Leaders must understand that generating novel variations of common concepts and establishing relations between distant concepts is one way to harvest creative ideas. In the current age of digital communication, our intrinsic understanding of communication using metaphors can increase the impact of our message. We can craft messages in a way that they become quicker to catch, videos become more engaging and humour can be used more pervasively to make our target audience happier and want to hear more from us.
While metaphors do help in simplification, it is important to keep in mind that often there is also a downside to a strong metaphor – it can create a false sense of understanding. For instance, President Donald Trump describes existing massive refugee flows coming into his country as “immigration is a ﬂood”. By comparing immigration to a flood, he not only contributes to a myth that it is uncontrollable and as damaging as a natural catastrophe, he dehumanises migrants, eliminating any feelings of empathy for them among the citizens of America. Given the US history of hurricanes, the issue of ‘ﬂooding’ is also hugely ominous and contextual.
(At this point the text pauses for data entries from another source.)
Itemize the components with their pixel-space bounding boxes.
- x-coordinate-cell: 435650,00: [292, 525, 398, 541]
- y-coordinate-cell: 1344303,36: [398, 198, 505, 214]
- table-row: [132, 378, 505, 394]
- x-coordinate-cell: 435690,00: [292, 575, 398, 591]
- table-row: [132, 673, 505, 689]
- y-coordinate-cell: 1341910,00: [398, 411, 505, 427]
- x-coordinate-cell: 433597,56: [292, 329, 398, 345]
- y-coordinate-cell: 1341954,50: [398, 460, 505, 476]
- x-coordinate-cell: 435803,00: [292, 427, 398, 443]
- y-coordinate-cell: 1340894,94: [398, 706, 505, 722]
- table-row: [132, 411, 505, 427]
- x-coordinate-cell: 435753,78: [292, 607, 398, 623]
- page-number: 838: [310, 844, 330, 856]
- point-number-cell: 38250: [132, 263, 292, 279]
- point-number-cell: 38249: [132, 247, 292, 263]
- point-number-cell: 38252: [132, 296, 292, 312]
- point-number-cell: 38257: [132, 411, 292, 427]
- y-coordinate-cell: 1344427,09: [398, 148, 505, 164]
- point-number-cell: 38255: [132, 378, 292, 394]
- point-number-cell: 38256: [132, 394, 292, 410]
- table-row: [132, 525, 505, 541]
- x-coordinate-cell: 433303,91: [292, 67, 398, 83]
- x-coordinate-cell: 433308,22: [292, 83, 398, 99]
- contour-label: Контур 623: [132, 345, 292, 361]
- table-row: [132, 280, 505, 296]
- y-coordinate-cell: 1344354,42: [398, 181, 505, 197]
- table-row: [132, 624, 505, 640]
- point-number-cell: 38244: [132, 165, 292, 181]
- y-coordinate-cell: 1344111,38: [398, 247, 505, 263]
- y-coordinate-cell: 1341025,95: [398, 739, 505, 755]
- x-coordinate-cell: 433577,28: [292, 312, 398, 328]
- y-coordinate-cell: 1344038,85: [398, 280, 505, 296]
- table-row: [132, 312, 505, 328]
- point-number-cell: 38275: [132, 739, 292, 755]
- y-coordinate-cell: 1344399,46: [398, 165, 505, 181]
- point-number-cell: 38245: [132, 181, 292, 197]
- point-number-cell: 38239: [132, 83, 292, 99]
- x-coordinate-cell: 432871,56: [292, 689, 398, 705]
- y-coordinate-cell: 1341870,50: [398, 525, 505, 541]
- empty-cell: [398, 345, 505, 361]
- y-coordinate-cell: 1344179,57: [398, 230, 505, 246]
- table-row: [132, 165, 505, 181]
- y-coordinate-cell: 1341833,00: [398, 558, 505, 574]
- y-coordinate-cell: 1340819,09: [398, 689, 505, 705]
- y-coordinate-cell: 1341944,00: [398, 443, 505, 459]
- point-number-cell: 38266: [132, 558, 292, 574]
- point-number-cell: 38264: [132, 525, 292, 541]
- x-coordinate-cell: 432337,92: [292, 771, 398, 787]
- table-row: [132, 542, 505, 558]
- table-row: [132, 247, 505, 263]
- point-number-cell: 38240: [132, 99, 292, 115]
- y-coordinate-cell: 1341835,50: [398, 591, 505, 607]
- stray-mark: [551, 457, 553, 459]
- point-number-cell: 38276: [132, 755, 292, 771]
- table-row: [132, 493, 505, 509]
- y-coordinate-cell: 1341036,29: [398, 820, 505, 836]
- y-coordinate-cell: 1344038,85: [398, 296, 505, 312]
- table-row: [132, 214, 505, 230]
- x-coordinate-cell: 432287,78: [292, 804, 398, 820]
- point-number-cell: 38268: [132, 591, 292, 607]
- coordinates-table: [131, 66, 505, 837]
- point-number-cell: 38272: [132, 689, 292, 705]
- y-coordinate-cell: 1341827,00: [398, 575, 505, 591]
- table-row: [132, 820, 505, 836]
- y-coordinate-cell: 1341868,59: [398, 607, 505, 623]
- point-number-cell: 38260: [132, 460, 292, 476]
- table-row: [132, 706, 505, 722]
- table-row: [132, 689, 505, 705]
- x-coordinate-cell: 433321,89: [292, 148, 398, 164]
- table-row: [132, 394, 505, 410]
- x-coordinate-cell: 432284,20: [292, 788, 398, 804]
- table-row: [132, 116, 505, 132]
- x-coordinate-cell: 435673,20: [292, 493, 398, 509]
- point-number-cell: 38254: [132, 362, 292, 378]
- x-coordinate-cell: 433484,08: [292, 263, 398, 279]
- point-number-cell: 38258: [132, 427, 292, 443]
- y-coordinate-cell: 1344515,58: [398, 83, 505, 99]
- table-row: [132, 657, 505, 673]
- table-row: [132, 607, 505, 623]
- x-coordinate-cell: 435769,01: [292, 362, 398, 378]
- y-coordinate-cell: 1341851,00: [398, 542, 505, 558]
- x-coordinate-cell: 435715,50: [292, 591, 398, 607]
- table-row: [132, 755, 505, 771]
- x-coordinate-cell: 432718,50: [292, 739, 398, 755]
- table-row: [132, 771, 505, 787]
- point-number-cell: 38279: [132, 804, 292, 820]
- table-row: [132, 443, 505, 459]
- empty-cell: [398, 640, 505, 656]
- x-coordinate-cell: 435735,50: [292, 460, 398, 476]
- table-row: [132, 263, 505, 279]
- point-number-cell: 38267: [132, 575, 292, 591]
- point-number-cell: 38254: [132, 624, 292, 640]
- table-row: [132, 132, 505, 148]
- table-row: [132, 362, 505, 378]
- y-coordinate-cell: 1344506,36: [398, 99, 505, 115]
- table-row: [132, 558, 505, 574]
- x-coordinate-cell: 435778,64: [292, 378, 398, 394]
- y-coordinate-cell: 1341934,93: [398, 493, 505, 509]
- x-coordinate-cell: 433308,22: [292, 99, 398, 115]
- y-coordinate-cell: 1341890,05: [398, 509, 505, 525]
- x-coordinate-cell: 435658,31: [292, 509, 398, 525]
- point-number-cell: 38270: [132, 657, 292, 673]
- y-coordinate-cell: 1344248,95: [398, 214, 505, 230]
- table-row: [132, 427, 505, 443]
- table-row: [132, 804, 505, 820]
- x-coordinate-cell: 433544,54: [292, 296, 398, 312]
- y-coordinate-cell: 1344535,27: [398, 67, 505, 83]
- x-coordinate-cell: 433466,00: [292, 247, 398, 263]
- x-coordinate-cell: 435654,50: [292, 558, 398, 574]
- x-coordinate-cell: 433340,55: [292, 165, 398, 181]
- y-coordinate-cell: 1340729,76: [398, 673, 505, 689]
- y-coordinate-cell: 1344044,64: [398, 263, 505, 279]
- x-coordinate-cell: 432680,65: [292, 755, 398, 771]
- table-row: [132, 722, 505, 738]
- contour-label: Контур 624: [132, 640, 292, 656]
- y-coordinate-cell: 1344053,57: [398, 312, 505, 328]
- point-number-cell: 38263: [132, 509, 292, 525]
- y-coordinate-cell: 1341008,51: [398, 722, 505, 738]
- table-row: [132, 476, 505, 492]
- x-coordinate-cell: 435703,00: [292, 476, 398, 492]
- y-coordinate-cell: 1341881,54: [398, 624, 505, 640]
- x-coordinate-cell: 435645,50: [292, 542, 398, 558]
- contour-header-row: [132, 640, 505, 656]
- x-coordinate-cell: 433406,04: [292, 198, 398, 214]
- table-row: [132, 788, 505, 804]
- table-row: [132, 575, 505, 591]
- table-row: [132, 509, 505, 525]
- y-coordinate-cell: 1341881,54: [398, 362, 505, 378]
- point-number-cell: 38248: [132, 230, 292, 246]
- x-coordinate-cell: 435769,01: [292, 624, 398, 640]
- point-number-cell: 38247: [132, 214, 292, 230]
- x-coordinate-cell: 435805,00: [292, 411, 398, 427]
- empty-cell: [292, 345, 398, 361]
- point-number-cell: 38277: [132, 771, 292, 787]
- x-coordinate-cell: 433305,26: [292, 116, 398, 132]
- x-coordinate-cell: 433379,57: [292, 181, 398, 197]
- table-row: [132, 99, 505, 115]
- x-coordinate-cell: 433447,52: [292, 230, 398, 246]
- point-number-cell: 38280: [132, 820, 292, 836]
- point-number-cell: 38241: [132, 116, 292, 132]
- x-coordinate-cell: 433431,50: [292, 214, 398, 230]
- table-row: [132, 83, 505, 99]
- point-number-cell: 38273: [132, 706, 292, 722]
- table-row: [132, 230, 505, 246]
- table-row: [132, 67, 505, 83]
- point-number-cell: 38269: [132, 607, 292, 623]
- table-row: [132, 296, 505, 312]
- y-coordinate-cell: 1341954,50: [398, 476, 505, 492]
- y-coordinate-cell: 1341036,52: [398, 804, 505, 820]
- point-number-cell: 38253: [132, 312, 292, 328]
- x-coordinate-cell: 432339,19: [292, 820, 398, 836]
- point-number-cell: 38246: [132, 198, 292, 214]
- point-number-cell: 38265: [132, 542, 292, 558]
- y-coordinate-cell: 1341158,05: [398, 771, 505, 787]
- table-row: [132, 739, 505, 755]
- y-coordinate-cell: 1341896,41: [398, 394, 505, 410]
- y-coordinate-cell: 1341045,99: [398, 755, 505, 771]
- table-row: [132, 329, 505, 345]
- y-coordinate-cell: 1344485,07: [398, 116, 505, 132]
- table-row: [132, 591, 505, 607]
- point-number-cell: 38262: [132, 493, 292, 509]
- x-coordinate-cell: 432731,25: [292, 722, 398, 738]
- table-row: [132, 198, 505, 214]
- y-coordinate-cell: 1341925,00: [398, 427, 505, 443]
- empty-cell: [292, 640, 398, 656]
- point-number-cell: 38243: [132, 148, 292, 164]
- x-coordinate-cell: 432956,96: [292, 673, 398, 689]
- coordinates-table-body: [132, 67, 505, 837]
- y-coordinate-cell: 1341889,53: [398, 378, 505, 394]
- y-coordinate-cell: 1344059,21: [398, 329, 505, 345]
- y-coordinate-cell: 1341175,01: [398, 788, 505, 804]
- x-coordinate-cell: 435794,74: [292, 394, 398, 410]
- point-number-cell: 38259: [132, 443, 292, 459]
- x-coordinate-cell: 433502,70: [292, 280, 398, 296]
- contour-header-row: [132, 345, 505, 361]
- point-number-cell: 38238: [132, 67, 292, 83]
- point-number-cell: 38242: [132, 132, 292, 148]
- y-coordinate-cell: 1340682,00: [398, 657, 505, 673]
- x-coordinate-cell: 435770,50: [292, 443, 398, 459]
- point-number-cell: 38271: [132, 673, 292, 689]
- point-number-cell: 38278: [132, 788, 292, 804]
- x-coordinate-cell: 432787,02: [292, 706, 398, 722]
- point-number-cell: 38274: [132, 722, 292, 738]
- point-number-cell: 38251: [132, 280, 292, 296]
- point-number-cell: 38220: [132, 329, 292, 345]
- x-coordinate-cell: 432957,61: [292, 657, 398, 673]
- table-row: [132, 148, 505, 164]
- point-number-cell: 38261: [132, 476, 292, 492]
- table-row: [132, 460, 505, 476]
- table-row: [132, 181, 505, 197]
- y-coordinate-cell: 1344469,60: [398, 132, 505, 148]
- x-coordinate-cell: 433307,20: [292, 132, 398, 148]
Communicators can help their leaders explore metaphors that come from their personal experience, instead of picking them up from poetry or literature. This makes their message more personalised, displays authenticity, vulnerability and helps them form a powerful connection with the audience. A company spokesperson who is ready with his metaphors can speak or communicate with great impact for internal, external and policy communication. Quoting Aristotle from his work ‘Poetics’, “The greatest thing by far is to be master of metaphor. It is one thing that cannot be learnt from others; and it is also a sign of genius”.
Lastly, metaphors can help create communication that American aviator and author, Anne Morrow Lindbergh describes as, “Good communication is as stimulating as black coffee, and just as hard to sleep after”.